As their sons grew and Kathleen fell ill in the mid-Nineties, Andy took on more responsibilities. There was college, and caregiving; he watched over his wife in their Colorado Springs home for nearly a quarter-century until she passed in 2013. He considered stepping away from cycling after that, but the boys encouraged him to carry on.
And so he did, until his own health took a wrong turn. I last caught his act at round four of the 2014 US Cup Pro Series in Pulpit Rock Park. In 2017, after we relocated to Albuquerque, he emailed to say he’d been out of the game for more than a year.
And then, on Aug. 1, son Matthew wrote to say his dad was gone altogether. A one-two punch — a stroke followed by the diagnosis of an inoperable cancer.
“He passed peacefully and comfortably at home with Philip and I with him,” he said. Good lads. They learned a lot from Kathleen and Andy, and not just about bicycle racing.
So there I was on Sunday, back at the old Bohlmann place on the east side of town, where my high-school pals and I used to act the fool in the boonies now buried under rooftops and retail.
Matthew and Philip had Jimmy Buffett on the stereo (“A White Sport Coat and a Pink Crustacean”) and hoisted a pirate flag to a clangor of cowbells in a driving rain (Andy had taken a nautical turn at one point in his life, and it certainly felt as though we were at sea).
Stairway to heaven?

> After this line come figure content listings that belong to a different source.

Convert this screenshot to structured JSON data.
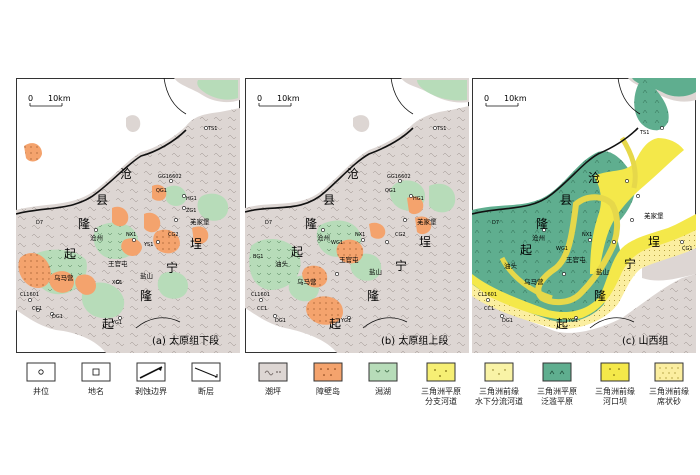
{
  "panels": [
    {
      "id": "a",
      "caption": "(a)  太原组下段"
    },
    {
      "id": "b",
      "caption": "(b)  太原组上段"
    },
    {
      "id": "c",
      "caption": "(c)  山西组"
    }
  ],
  "scale_bar": {
    "zero": "0",
    "length": "10km"
  },
  "region_labels": {
    "cang": "沧",
    "xian": "县",
    "long1": "隆",
    "qi1": "起",
    "bu": "埕",
    "ning": "宁",
    "long2": "隆",
    "qi2": "起"
  },
  "place_labels": {
    "cangzhou": "沧州",
    "wangguantun": "王官屯",
    "yanshan": "盐山",
    "wumatun": "乌马营",
    "kongjiapu": "羌家堡",
    "youtou": "油头"
  },
  "well_labels": {
    "gg16602": "GG16602",
    "qg1": "QG1",
    "hg1": "HG1",
    "d7": "D7",
    "cg2": "CG2",
    "zg1": "ZG1",
    "wg1": "WG1",
    "nx1": "NX1",
    "ys1": "YS1",
    "xg1": "XG1",
    "bg1": "BG1",
    "cg1": "CG1",
    "yg1": "YG1",
    "dg1": "DG1",
    "cc1": "CC1",
    "cl1": "CL1601",
    "ts1": "TS1"
  },
  "legend": [
    {
      "icon": "well-position-icon",
      "label": "井位"
    },
    {
      "icon": "place-name-icon",
      "label": "地名"
    },
    {
      "icon": "erosion-boundary-icon",
      "label": "剥蚀边界"
    },
    {
      "icon": "fault-icon",
      "label": "断层"
    },
    {
      "icon": "tidal-flat-icon",
      "label": "潮坪"
    },
    {
      "icon": "barrier-island-icon",
      "label": "障壁岛"
    },
    {
      "icon": "lagoon-icon",
      "label": "潟湖"
    },
    {
      "icon": "delta-plain-channel-icon",
      "label": "三角洲平原\n分支河道"
    },
    {
      "icon": "delta-front-channel-icon",
      "label": "三角洲前缘\n水下分流河道"
    },
    {
      "icon": "delta-plain-flood-icon",
      "label": "三角洲平原\n泛滥平原"
    },
    {
      "icon": "delta-front-mouthbar-icon",
      "label": "三角洲前缘\n河口坝"
    },
    {
      "icon": "delta-front-sheetsand-icon",
      "label": "三角洲前缘\n席状砂"
    }
  ],
  "colors": {
    "tidal_flat": "#ddd6d3",
    "barrier": "#f4a36d",
    "lagoon": "#b7dcb9",
    "delta_flood": "#5fae8f",
    "delta_channel": "#f6ef74",
    "mouth_bar": "#f4e84a",
    "sheet_sand": "#fbeea0"
  }
}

The racers in the Mad Dog cyclocrosses at Monument Valley Park never called it that.
The mourners dined on Cuban sandwiches from a place he favored — call it a “Cuban Crime of Passion,” which of course I did — and shared memories face to face and over an Innertubes hookup for those who couldn’t attend in person. It was a fine sendoff for the old privateer.
Over the next couple of days, as sort of an homage, I visited a few of the courses Andy and I used for our respective events Back in the Day®: Palmer Park; Bear Creek Regional Park; Monument Valley Park
I brought a Steelman Eurocross and running shoes, but couldn’t get a whole lot of use out of either. The sky kept crying.
Not all of the fallen are found on the battlefield.
Some don’t turn up until later.
Less of both sorts, please.
Toward that end, what say we give our men and women in uniform better civilian leadership? It’s not much to ask of those of us here in the rear with the gear where there is no fear.